I just used WolframAlpha to derive a function $f(x)$ from the following equation: $$3x^3 =\Big(\frac{x+2y-1}{3}-x-y+1\Big)^2(1-x-2y)$$
I asked the program to isolate $y$, and I got an equation of the form $$y=f(x)=\sqrt[3]{p(x)}-\frac{q(x)}{\sqrt[3]{r(x)}}$$ or something along those lines. I'm not too concerned about what the actual result is, but I would like to know how to isolate a variable given an expression like the one above.
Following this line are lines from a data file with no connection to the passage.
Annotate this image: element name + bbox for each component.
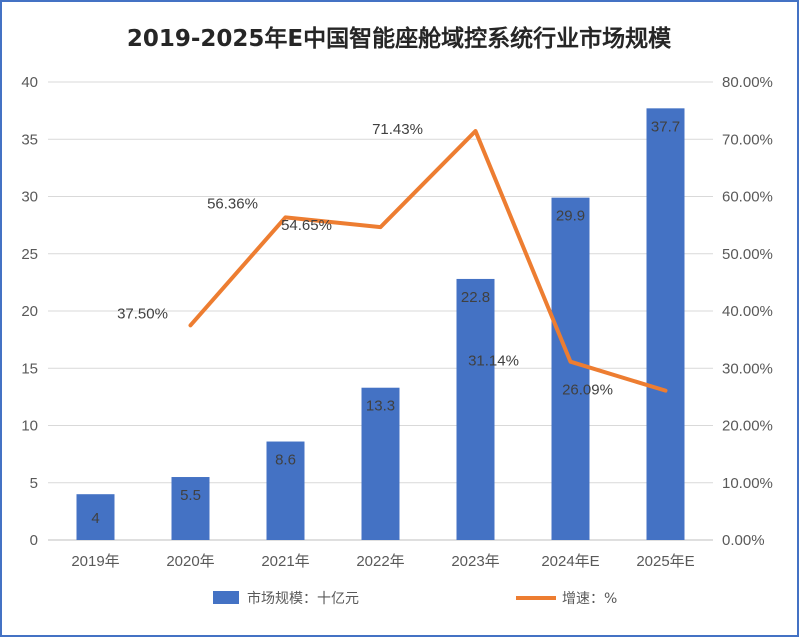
line-data-labels: 37.50% 56.36% 54.65% 71.43% 31.14% 26.09% [117, 121, 613, 399]
bar-data-label: 37.7 [651, 118, 680, 135]
x-tick-label: 2024年E [541, 553, 599, 570]
line-data-label: 26.09% [562, 382, 613, 399]
legend: 市场规模：十亿元 增速：% [213, 590, 617, 607]
bar [361, 387, 400, 540]
line-path [188, 129, 668, 393]
line-data-label: 37.50% [117, 305, 168, 322]
bar-data-labels: 4 5.5 8.6 13.3 22.8 29.9 37.7 [91, 118, 680, 527]
right-tick-label: 60.00% [722, 189, 773, 206]
left-axis: 0 5 10 15 20 25 30 35 40 [21, 74, 38, 549]
x-tick-label: 2022年 [356, 553, 404, 570]
line-data-label: 54.65% [281, 217, 332, 234]
right-tick-label: 50.00% [722, 246, 773, 263]
bar [646, 108, 685, 541]
right-axis: 0.00% 10.00% 20.00% 30.00% 40.00% 50.00% 60.00… [722, 74, 773, 549]
left-tick-label: 10 [21, 418, 38, 435]
left-tick-label: 15 [21, 360, 38, 377]
right-tick-label: 20.00% [722, 418, 773, 435]
bar-data-label: 5.5 [180, 487, 201, 504]
legend-bar-swatch [213, 591, 239, 604]
right-tick-label: 10.00% [722, 475, 773, 492]
left-tick-label: 20 [21, 303, 38, 320]
left-tick-label: 0 [30, 532, 38, 549]
x-tick-label: 2019年 [71, 553, 119, 570]
bar-data-label: 4 [91, 510, 99, 527]
right-tick-label: 80.00% [722, 74, 773, 91]
x-axis: 2019年 2020年 2021年 2022年 2023年 2024年E 2025年E [71, 553, 694, 570]
right-tick-label: 70.00% [722, 131, 773, 148]
x-tick-label: 2025年E [636, 553, 694, 570]
bar-data-label: 8.6 [275, 452, 296, 469]
gridlines [48, 81, 713, 541]
line-data-label: 71.43% [372, 121, 423, 138]
chart-title: 2019-2025年E中国智能座舱域控系统行业市场规模 [127, 25, 672, 52]
line-data-label: 56.36% [207, 195, 258, 212]
x-tick-label: 2023年 [451, 553, 499, 570]
line-data-label: 31.14% [468, 353, 519, 370]
bar [551, 197, 590, 540]
bar-data-label: 29.9 [556, 208, 585, 225]
legend-line-label: 增速：% [562, 591, 617, 607]
bar [456, 278, 495, 540]
line-series [188, 129, 668, 393]
bar-data-label: 13.3 [366, 398, 395, 415]
legend-bar-label: 市场规模：十亿元 [247, 590, 359, 607]
x-tick-label: 2021年 [261, 553, 309, 570]
left-tick-label: 25 [21, 246, 38, 263]
left-tick-label: 40 [21, 74, 38, 91]
bar-series [76, 108, 685, 541]
bar [76, 494, 115, 540]
left-tick-label: 30 [21, 189, 38, 206]
right-tick-label: 40.00% [722, 303, 773, 320]
bar [171, 477, 210, 540]
right-tick-label: 30.00% [722, 360, 773, 377]
left-tick-label: 5 [30, 475, 38, 492]
right-tick-label: 0.00% [722, 532, 765, 549]
bar-data-label: 22.8 [461, 289, 490, 306]
bar [266, 441, 305, 540]
x-tick-label: 2020年 [166, 553, 214, 570]
left-tick-label: 35 [21, 131, 38, 148]
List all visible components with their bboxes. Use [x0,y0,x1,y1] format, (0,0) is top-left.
As said in comments, the equation reduces to a cubic in $y$, namely $$\left(\frac{31 x^3}{2}-6 x^2+6 x-2\right)+6\left(x-1\right)^2 y+\frac{9}{2} (x-1) y^2+y^3=0$$
If you follow the steps given here, you will find $$\Delta=-\frac{729}{2} x^3 \left(13 x^2-5 x+1\right)$$ which is of the same sign as $-x^3$. So, if $x>0$, $\Delta<0$ and the equation has one real root and two non-real complex conjugate roots. If $x=0$, the roots are $y=2$ (which is double root) and $y=\frac 12$. If $x<0$, then three real roots that you can express using $$p=-\frac{3}{4} (x-1)^2 \qquad \qquad q=\frac 14(53 x^3+3 x^2-3 x+1 )$$ and so on.